Poetry

January 16, 2018 Poetry , POETRY / FICTION

Tom Driggers photo

 

By

Sean Kelbley

 

 

 

We Tried “Talk Like The President Day” At School

 

 

and it went great! Orange comb-overs, crafted from stapled construction paper and affixed to little skulls with Elmer’s Glue, transformed the students into raging assholes. They called each other losers, morons, Little So-and-Sos. Some acted blind or crippled, just for laughs. Every sport bragged of their superb sportiness while mocking all the other sports. Even Girl and Boy Scouts cut in line.

 

Very stable geniuses refused their maintenance meds and torched the trash cans. Mrs. Grady/Pocahontas wished she hadn’t hung dream-catchers in the library. 4B barraged the lunch ladies with tater-tots until they got free pizza. 6th Grade asked, why is it only kids from shithole rooms like kindergarten who try to cross into the intermediate playground? They used up recess braying for a wall.

 

The mayor’s son was caught colluding on a science test, but denied it (as well as science). He implicated Bobby Hutchison and told the principal that Mrs. Watson uses Facebook on her cell phone during testing. If only every parent had embraced the spirit of the day as fully as did his, brushing aside the call from school as very unfair—more fake news from a failing source! Instead, we got a lot of flack about unwanted touching, although the children tried to tell their moms and dads and grandparents and other randomly associated adults that that’s what winners do.

 

Therefore: the Talk Like Justin Trudeau

and the Talk Like Angela Merkel and the

Talk Like the Prime Minister of Norway

Days.

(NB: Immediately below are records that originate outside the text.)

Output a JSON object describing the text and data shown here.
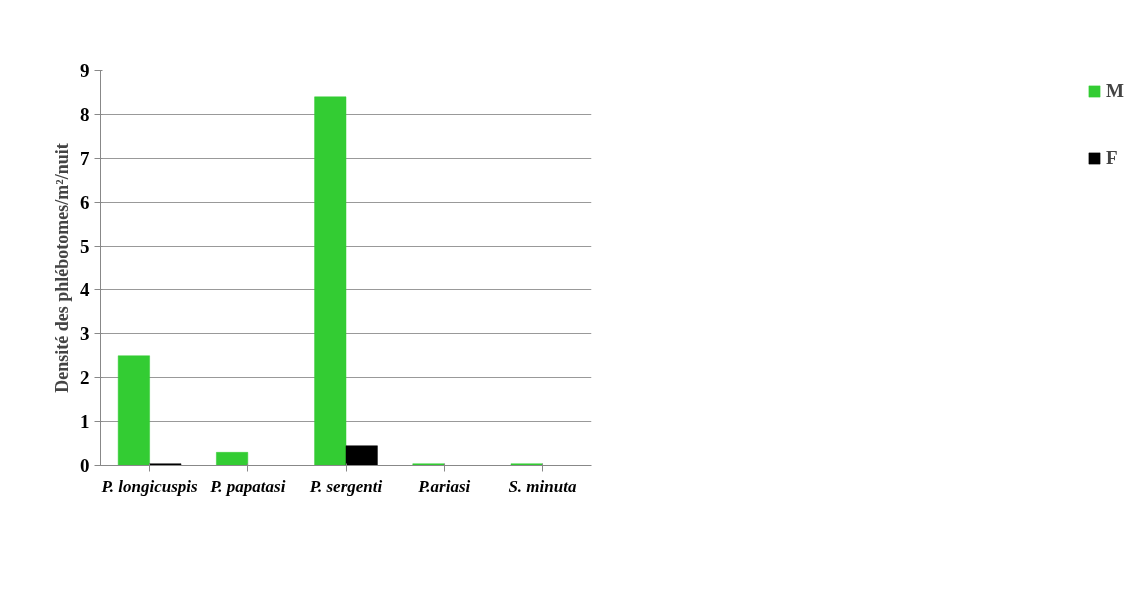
{
  "chart_data": {
    "type": "bar",
    "ylabel": "Densité des phlébotomes/m²/nuit",
    "categories": [
      "P. longicuspis",
      "P. papatasi",
      "P. sergenti",
      "P.ariasi",
      "S. minuta"
    ],
    "series": [
      {
        "name": "M",
        "color": "#33cc33",
        "values": [
          2.5,
          0.3,
          8.4,
          0.04,
          0.04
        ]
      },
      {
        "name": "F",
        "color": "#000000",
        "values": [
          0.04,
          0,
          0.45,
          0,
          0
        ]
      }
    ],
    "ylim": [
      0,
      9
    ],
    "yticks": [
      0,
      1,
      2,
      3,
      4,
      5,
      6,
      7,
      8,
      9
    ],
    "grid": "y",
    "legend": "right"
  }
}
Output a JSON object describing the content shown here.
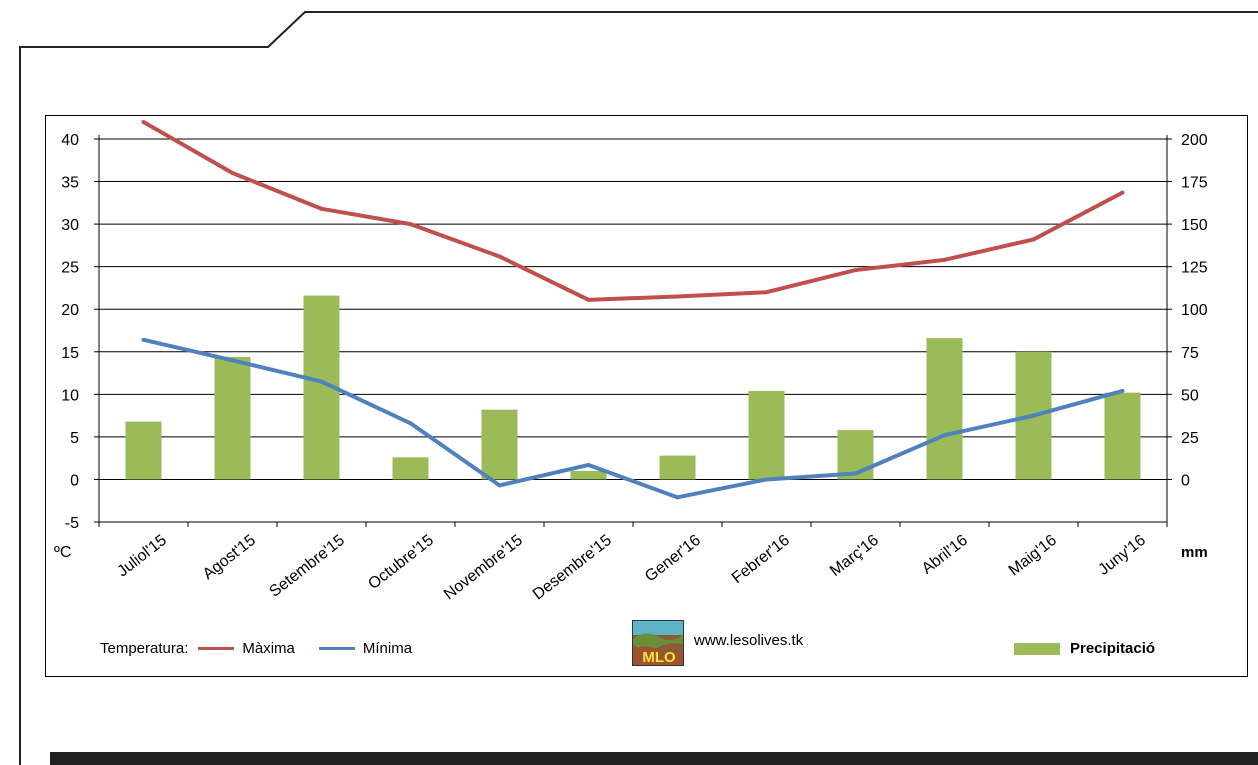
{
  "colors": {
    "max_line": "#c0504d",
    "min_line": "#4f81bd",
    "bars": "#9bbb59",
    "frame": "#222222"
  },
  "chart_data": {
    "type": "bar+line",
    "categories": [
      "Juliol'15",
      "Agost'15",
      "Setembre'15",
      "Octubre'15",
      "Novembre'15",
      "Desembre'15",
      "Gener'16",
      "Febrer'16",
      "Març'16",
      "Abril'16",
      "Maig'16",
      "Juny'16"
    ],
    "series": [
      {
        "name": "Màxima",
        "type": "line",
        "axis": "left",
        "values": [
          42.0,
          36.0,
          31.8,
          30.0,
          26.2,
          21.1,
          21.5,
          22.0,
          24.6,
          25.8,
          28.2,
          33.7
        ]
      },
      {
        "name": "Mínima",
        "type": "line",
        "axis": "left",
        "values": [
          16.4,
          14.0,
          11.5,
          6.6,
          -0.7,
          1.7,
          -2.1,
          0.0,
          0.7,
          5.2,
          7.5,
          10.4
        ]
      },
      {
        "name": "Precipitació",
        "type": "bar",
        "axis": "right",
        "values": [
          34,
          72,
          108,
          13,
          41,
          5,
          14,
          52,
          29,
          83,
          75,
          51
        ]
      }
    ],
    "y_left": {
      "label": "ºC",
      "ticks": [
        40,
        35,
        30,
        25,
        20,
        15,
        10,
        5,
        0,
        -5
      ],
      "range": [
        -5,
        40
      ]
    },
    "y_right": {
      "label": "mm",
      "ticks": [
        200,
        175,
        150,
        125,
        100,
        75,
        50,
        25,
        0
      ],
      "range": [
        -25,
        200
      ]
    },
    "grid": true
  },
  "legend": {
    "temp_label": "Temperatura:",
    "max_label": "Màxima",
    "min_label": "Mínima",
    "precip_label": "Precipitació"
  },
  "site": {
    "url": "www.lesolives.tk",
    "logo_text": "MLO"
  }
}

But nothing really cleared the air

until we Talked Like Pirates. Kids know

how presidents and pirates are supposed

to talk. What a day that was! Everybody

wearing Long John Silver’s paper hats

and having fun and saying arrrrrrrrgh.

Everybody calling one another matey.

 

 

 

 

 

Sean Kelbley

Sean Kelbley

Sean Kelbley works as an elementary school counselor in southeastern Ohio, where he lives on a farm with his husband in a house they built themselves. A past contributor to Tuck Magazine, he has additional work published or forthcoming at Crab Creek Review, Poets Reading the News, and Rise Up Review.